Les avions de la CSeries sont plus performants que prévu, soutient Bombardier

PARIS – C’est un nouvel argument de vente pour Bombardier : les CSeries peuvent voler plus loin que promis.

L’avionneur a inauguré dimanche sa participation au 51e salon du Bourget en annonçant que son nouvel avion, lors des essais en vol, s’était révélé plus performant que prévu.

«La consommation de carburant, le charge utile, la distance franchissable et la performance au décollage dépassent les attentes», a révélé l’entreprise, 24 heures avant l’ouverture officielle de ce grand rendez-vous international de l’aéronautique et de l’espace

Bombardier doit revenir dans le détail lundi sur les performances de sa série C, mais déjà les chiffres se veulent impressionnants. Ses nouveaux avions, indique-t-on, peuvent franchir 3300 milles nautiques, soit environ 6 100 kilomètres. C’est 650 kilomètres de plus (12 pour cent) que la distance estimée au départ. L’appareil consommerait par ailleurs 20 pour cent de moins que les avions de séries et dix pour cent de mois que les appareils remotorisés de ses concurrents Airbus et Boeing. Sur le plan acoustique, les séries C promettent aussi d’être les avions commerciaux les plus silencieux qui soient. La cabine enfin pourra accueillir 15 passagers de plus que promis.

Ces performances avantageuses sont une «excellente nouvelle», a souligné le président de Bombardier avions commerciaux, Fred Cromer.

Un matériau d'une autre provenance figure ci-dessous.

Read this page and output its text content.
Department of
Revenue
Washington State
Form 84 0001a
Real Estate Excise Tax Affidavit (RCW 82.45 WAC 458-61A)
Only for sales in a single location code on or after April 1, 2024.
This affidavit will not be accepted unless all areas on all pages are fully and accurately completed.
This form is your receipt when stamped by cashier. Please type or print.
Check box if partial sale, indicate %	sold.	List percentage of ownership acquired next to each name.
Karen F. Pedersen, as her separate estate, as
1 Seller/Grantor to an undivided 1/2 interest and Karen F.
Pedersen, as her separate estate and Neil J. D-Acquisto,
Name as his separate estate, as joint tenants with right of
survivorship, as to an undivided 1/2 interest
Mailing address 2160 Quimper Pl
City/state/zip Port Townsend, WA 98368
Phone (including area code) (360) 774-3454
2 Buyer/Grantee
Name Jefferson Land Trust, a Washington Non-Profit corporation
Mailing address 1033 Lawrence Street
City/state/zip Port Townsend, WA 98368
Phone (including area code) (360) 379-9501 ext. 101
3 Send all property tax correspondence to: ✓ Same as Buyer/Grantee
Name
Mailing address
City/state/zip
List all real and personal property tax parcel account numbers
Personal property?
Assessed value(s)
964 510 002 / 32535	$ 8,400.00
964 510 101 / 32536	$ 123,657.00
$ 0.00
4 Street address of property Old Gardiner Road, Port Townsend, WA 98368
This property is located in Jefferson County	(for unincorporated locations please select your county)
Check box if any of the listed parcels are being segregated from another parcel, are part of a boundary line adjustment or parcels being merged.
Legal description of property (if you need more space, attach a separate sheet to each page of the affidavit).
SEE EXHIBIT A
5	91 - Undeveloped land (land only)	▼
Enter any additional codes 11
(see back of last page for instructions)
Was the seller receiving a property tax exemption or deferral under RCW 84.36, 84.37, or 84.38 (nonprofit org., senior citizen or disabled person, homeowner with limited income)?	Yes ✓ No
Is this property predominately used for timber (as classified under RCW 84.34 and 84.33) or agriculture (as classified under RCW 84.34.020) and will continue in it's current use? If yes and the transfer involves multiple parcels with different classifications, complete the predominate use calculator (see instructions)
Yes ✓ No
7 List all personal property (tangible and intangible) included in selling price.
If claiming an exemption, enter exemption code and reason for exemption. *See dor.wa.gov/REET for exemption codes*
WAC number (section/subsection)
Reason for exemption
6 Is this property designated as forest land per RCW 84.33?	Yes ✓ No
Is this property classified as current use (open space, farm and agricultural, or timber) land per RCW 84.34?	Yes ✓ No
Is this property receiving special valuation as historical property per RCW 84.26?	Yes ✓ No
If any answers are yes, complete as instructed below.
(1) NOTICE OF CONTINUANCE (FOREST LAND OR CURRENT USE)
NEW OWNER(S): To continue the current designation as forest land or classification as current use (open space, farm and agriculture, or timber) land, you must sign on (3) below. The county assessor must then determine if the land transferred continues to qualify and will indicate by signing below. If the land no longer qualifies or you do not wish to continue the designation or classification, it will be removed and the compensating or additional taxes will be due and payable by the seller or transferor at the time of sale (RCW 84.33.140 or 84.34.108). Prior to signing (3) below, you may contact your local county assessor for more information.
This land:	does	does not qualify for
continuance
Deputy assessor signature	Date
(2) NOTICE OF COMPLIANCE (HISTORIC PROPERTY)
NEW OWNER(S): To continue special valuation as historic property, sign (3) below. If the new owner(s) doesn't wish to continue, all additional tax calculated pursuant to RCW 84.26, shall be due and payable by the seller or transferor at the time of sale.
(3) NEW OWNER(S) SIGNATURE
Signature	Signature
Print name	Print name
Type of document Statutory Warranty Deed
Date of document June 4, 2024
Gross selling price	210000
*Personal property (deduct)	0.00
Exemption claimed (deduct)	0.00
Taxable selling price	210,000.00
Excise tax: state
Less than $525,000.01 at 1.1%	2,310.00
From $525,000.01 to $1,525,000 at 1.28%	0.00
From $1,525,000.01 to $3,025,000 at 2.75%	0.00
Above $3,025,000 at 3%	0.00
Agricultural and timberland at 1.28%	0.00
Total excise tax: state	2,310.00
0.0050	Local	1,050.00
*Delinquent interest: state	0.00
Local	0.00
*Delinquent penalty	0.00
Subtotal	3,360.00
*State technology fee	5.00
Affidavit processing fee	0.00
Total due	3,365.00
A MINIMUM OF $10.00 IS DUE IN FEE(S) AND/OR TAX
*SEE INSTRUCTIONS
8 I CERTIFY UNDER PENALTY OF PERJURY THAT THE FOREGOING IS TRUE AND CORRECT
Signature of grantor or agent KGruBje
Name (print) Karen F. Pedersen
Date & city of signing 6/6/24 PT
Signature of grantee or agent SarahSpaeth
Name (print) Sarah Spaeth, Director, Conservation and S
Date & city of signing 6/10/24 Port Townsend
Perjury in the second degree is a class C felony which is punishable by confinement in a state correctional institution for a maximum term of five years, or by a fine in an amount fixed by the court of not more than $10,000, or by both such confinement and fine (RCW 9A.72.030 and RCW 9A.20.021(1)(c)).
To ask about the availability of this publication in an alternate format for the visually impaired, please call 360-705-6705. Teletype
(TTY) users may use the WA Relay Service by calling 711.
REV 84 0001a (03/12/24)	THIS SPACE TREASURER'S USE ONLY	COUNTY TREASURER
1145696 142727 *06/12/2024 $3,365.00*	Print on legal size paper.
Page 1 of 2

Elles sont surtout un nouvel argument commercial pour Bombardier, qui reste à la peine avec ses CSeries. Six ans après le lancement du programme, les commandes fermes plafonnent en effet à 243 exemplaires, loin derrière celles enregistrées par Airbus et Boieng sur le même créneau (6000 au total), selon les décomptes effectués par la presse spécialisée. Deux ans après avoir lancé sa gamme E-Jets E2, Embraer, le grand rival brésilien de Bombardier, a déjà atteint pour sa part les 242 commandes fermes.

Cela fait dire à certains que Bombardier «joue à quitte ou double» cette année au salon du Bourget, où l’avionneur a débarqué en force, avec 150 cadres, attachés de presse et mécaniciens.

Le nouvel avion fait au Bourget sa «première sortie dans le grand monde», pour reprendre l’expression d’une spécialiste québécoise, et devrait être l’objet de toutes les attentions. Pour la première fois, les visiteurs et les éventuels acheteurs pourront voir sur le tarmac un CS100 (aux couleurs de Swiss-Lufthansa, la compagnie européenne de lancement de l’avion) et un CS300, qui ouvrira chaque jour les démonstrations en vol.

A coup sûr, l’avion fera le «buzz», mais il ne devrait faire l’objet d’aucune annonce spectaculaire : ce n’est pas cette semaine — à moins d’une grande surprise — que Bombardier devrait remplir son carnet de commandes.

A ce sujet, le nouveau vice-président principal responsable des ventes, l’Américain Colin Bole, a dissipé toute ambiguïté.

«Nous avons des discussions en continu avec des compagnies aériennes, qui se sont accélérées, a-t-il dit dans un excellent français. Nous ne nous focalisons pas sur l’annonce ou la conclusion de commandes dans le cadre du salon du Bourget. Le salon représente cinq jours dans une année, cinq jours comme les autres. Les commandes dont nous discutons en ce moment se concrétiseront lorsqu’elles seront mûres. Nous n’allons pas précipiter une annonce juste à cause du salon.»

Au Bourget, Bombardier vient d’abord afficher sa confiance dans l’avenir de son CSeries et sa conviction de proposer l’avion «idéal» dans un marché en pleine croissance.

«L’intérêt pour l’avion est très important», a répété Colin Bole, fraichement installé dans ses nouvelles fonctions.

«Je ne suis en poste que depuis quatre semaines, mais je suis très favorablement impressionné par le spectre d’intérêt, qui inclut à la fois les compagnies régulières classiques, les compagnies »low cost », les charters, les compagnies régionales, dans le monde entier et sur tous les continents. Je pense que nous avons un marché important», a-t-il estimé

Bombardier, en dépit de la concurrence d’Airbus et de Boeing, reste convaincu d’offrir un produit supérieur.

«Les variantes qu’ils proposent dans le créneau 100 à 150 sièges ne sont pas optimisées. Je crois qu’eux-mêmes le reconnaîtraient. Nous avons l’avion idéal pour cela», a déclaré Colin Bole.